Les Engagés veulent une TVA à 0 % sur les fruits, les légumes et l’eau

Le député Jean-François Gatelier et plusieurs élus Les Engagés ont déposé une proposition de résolution visant à utiliser la fiscalité pour encourager une alimentation plus saine. Leur mesure phare : faire passer la TVA de 6 % à 0 % sur les fruits, les légumes et l’eau, tout en taxant davantage les produits jugés nocifs pour la santé.

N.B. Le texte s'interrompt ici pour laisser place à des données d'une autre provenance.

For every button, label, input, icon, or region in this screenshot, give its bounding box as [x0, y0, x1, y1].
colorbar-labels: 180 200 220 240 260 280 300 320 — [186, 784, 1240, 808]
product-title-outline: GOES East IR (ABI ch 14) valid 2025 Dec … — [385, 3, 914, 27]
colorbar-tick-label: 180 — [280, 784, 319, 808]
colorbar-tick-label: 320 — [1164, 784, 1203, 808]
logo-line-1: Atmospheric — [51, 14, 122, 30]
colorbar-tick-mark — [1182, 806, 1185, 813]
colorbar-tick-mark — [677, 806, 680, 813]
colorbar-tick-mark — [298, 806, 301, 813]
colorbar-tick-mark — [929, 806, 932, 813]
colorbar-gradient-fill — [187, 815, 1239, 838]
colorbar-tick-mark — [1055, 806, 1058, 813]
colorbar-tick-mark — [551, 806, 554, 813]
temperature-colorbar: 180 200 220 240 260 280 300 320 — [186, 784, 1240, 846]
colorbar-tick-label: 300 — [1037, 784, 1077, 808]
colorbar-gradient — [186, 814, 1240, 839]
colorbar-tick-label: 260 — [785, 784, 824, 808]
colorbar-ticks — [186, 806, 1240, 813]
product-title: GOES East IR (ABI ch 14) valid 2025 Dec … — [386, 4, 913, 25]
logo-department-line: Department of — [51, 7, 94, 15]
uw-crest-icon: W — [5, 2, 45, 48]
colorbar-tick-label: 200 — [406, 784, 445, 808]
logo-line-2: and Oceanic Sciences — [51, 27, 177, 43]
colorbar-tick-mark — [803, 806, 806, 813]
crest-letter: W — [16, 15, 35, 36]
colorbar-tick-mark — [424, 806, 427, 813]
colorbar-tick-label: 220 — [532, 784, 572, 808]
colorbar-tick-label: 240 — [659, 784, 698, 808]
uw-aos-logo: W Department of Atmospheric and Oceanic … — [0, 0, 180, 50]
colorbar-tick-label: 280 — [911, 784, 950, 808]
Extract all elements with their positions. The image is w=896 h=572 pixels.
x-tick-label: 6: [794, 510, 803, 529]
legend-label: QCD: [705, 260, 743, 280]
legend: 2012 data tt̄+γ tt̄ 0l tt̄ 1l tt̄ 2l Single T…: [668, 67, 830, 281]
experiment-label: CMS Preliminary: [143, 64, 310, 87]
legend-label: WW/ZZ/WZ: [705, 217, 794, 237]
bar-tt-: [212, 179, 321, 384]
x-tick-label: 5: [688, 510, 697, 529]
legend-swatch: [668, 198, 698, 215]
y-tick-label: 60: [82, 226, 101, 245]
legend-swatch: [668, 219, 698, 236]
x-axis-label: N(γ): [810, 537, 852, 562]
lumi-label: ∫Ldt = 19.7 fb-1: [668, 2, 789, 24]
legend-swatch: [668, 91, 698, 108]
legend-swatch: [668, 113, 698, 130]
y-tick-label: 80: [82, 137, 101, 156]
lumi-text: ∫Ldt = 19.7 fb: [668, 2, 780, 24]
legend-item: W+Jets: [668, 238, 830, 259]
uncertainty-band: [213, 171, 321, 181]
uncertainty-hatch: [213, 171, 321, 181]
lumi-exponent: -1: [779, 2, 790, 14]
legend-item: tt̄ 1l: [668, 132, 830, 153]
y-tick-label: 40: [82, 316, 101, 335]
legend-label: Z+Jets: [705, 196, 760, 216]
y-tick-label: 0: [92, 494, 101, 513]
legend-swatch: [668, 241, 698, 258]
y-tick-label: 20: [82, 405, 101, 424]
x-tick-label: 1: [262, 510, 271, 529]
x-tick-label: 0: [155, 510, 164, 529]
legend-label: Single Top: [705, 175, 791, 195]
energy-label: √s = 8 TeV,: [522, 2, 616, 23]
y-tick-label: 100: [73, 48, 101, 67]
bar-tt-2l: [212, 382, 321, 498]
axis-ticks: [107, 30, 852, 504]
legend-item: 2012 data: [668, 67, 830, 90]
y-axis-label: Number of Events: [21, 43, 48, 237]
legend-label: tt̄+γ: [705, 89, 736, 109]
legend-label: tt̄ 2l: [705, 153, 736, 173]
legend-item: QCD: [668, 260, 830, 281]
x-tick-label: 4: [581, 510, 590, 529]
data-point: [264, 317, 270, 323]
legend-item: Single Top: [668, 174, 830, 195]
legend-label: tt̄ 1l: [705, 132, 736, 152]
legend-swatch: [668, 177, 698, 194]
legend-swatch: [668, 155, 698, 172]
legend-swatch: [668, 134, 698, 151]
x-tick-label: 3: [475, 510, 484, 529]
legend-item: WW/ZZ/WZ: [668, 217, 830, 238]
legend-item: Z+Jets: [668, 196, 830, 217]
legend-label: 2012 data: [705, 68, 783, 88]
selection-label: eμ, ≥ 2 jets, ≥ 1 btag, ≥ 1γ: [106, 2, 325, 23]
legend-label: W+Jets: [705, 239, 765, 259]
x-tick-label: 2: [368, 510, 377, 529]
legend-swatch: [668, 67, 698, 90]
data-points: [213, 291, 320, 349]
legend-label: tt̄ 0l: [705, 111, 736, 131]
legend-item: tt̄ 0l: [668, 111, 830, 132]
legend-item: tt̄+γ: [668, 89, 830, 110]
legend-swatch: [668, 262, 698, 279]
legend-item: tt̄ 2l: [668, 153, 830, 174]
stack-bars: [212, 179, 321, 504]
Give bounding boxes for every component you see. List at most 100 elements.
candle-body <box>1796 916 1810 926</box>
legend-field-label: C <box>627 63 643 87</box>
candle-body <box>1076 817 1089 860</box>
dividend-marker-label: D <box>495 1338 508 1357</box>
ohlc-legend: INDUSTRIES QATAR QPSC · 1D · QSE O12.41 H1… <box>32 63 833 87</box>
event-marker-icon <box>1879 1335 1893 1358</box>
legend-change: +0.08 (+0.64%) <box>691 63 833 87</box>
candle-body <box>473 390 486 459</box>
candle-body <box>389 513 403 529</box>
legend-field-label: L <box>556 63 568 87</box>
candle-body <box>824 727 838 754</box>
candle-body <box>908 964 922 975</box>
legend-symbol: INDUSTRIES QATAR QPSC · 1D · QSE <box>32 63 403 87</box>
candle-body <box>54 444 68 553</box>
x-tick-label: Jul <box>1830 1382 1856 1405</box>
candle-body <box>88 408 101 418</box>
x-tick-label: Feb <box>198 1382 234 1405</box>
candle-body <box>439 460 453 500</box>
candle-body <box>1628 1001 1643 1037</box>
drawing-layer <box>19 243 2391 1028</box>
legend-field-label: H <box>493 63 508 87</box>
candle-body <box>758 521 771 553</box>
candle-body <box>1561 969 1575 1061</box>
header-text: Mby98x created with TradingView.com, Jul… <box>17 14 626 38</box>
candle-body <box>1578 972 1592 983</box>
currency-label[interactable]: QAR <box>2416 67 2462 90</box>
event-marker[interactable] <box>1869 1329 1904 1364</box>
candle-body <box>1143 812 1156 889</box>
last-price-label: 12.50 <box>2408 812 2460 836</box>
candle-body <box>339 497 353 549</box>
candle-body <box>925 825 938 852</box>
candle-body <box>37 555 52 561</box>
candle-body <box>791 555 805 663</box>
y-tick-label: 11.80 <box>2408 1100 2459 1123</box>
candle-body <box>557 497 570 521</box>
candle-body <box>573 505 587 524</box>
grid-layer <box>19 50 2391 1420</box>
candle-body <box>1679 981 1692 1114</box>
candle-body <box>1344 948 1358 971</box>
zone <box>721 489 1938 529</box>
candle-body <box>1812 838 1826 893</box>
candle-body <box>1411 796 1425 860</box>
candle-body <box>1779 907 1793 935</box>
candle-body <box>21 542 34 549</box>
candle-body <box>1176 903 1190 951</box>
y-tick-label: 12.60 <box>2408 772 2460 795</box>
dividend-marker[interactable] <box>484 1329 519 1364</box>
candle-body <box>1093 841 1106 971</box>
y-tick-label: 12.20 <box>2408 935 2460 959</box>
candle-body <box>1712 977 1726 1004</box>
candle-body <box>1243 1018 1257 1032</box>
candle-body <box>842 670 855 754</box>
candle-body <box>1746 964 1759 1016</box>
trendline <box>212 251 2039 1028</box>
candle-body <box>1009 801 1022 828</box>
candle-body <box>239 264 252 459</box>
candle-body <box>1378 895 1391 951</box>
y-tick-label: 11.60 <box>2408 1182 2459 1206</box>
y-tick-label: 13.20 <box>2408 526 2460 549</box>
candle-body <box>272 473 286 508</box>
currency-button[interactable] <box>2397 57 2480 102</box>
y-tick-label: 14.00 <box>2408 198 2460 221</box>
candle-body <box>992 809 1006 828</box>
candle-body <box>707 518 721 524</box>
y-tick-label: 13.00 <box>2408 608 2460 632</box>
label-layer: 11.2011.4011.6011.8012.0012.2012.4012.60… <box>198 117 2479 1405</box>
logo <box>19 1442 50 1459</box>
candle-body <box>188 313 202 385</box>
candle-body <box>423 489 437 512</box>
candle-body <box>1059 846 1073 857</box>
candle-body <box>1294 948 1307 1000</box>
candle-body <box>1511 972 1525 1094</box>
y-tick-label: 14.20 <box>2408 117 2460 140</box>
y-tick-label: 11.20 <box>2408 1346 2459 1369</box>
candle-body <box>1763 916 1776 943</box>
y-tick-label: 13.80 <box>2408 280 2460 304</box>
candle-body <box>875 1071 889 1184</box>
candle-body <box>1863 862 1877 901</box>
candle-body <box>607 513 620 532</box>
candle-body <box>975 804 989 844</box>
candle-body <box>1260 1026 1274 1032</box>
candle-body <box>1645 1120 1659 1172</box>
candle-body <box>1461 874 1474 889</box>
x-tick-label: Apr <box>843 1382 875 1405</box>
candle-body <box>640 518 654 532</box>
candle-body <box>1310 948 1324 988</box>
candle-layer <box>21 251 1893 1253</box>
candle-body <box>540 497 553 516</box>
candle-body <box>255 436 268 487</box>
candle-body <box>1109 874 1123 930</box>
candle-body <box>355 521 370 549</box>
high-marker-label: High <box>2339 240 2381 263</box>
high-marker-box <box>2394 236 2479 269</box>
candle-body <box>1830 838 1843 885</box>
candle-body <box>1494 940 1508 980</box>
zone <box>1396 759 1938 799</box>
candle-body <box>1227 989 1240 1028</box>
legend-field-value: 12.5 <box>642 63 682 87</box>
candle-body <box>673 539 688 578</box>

La Rédaction - 30 juni 2026

Les Engagés veulent faire du portefeuille un levier de santé publique. Dans une proposition de résolution déposée à la Chambre, Jean-François Gatelier et plusieurs députés du parti plaident pour une fiscalité “en faveur d’une alimentation saine”. L’idée centrale est simple : rendre les produits sains moins chers et les produits les plus défavorables à la santé moins attractifs financièrement.

Jean-François Gatelier (Les Engagés)

Le texte s’appuie notamment sur les dernières données de Sciensano. Selon l’enquête de santé 2023-2024, seuls 10,5 % des Belges de 6 ans et plus atteignent les apports journaliers recommandés en fruits et légumes. Le document rappelle aussi que 17,9 % de la population boit quotidiennement des boissons sucrées et que la consommation quotidienne d’en-cas sucrés ou salés est passée à 46,8 %.

Un “tax shift” alimentaire

Concrètement, la proposition demande au gouvernement fédéral d’élaborer, en concertation avec les acteurs concernés - notamment le Conseil supérieur de la santé et les acteurs économiques - une série de mesures fiscales destinées à influencer les choix des consommateurs.

La première piste consiste à réduire la TVA de 6 % à 0 % sur les fruits, les légumes et l’eau. La seconde vise à instaurer une fiscalité plus lourde sur certains produits moins favorables à la santé, par exemple via une taxation progressive fondée sur le taux de sucre ajouté, la teneur en sel ou la proportion de graisses saturées. Le texte évoque aussi une taxe sur les aliments ultra-transformés, ainsi qu’une hausse de TVA pour les produits emballés affichant un Nutri-score D ou E.

Les auteurs insistent toutefois sur la neutralité budgétaire : les recettes issues de la taxation des produits jugés nocifs devraient financer la baisse de fiscalité sur les produits sains ou être réinvesties dans des campagnes de prévention.

Des exemples à l’étranger

Les Engagés citent plusieurs expériences européennes. Le Royaume-Uni et l’Irlande ont mis en place des taxes sur les boissons sucrées. La Hongrie applique depuis 2011 une taxe sur certains produits préemballés contenant trop de sucre, de sel ou de caféine. Le texte rappelle également que la réforme européenne de 2022 sur les taux de TVA permet désormais, dans certaines limites, d’appliquer un taux inférieur à 5 %, voire nul, à certaines catégories de produits.

Pour les signataires, l’objectif n’est donc pas seulement de taxer la “malbouffe”, mais de modifier l’équilibre des prix au bénéfice des produits bruts et sains. Reste à voir si le gouvernement fédéral acceptera d’ouvrir ce chantier fiscal, potentiellement sensible pour les consommateurs, l’industrie alimentaire et les finances publiques.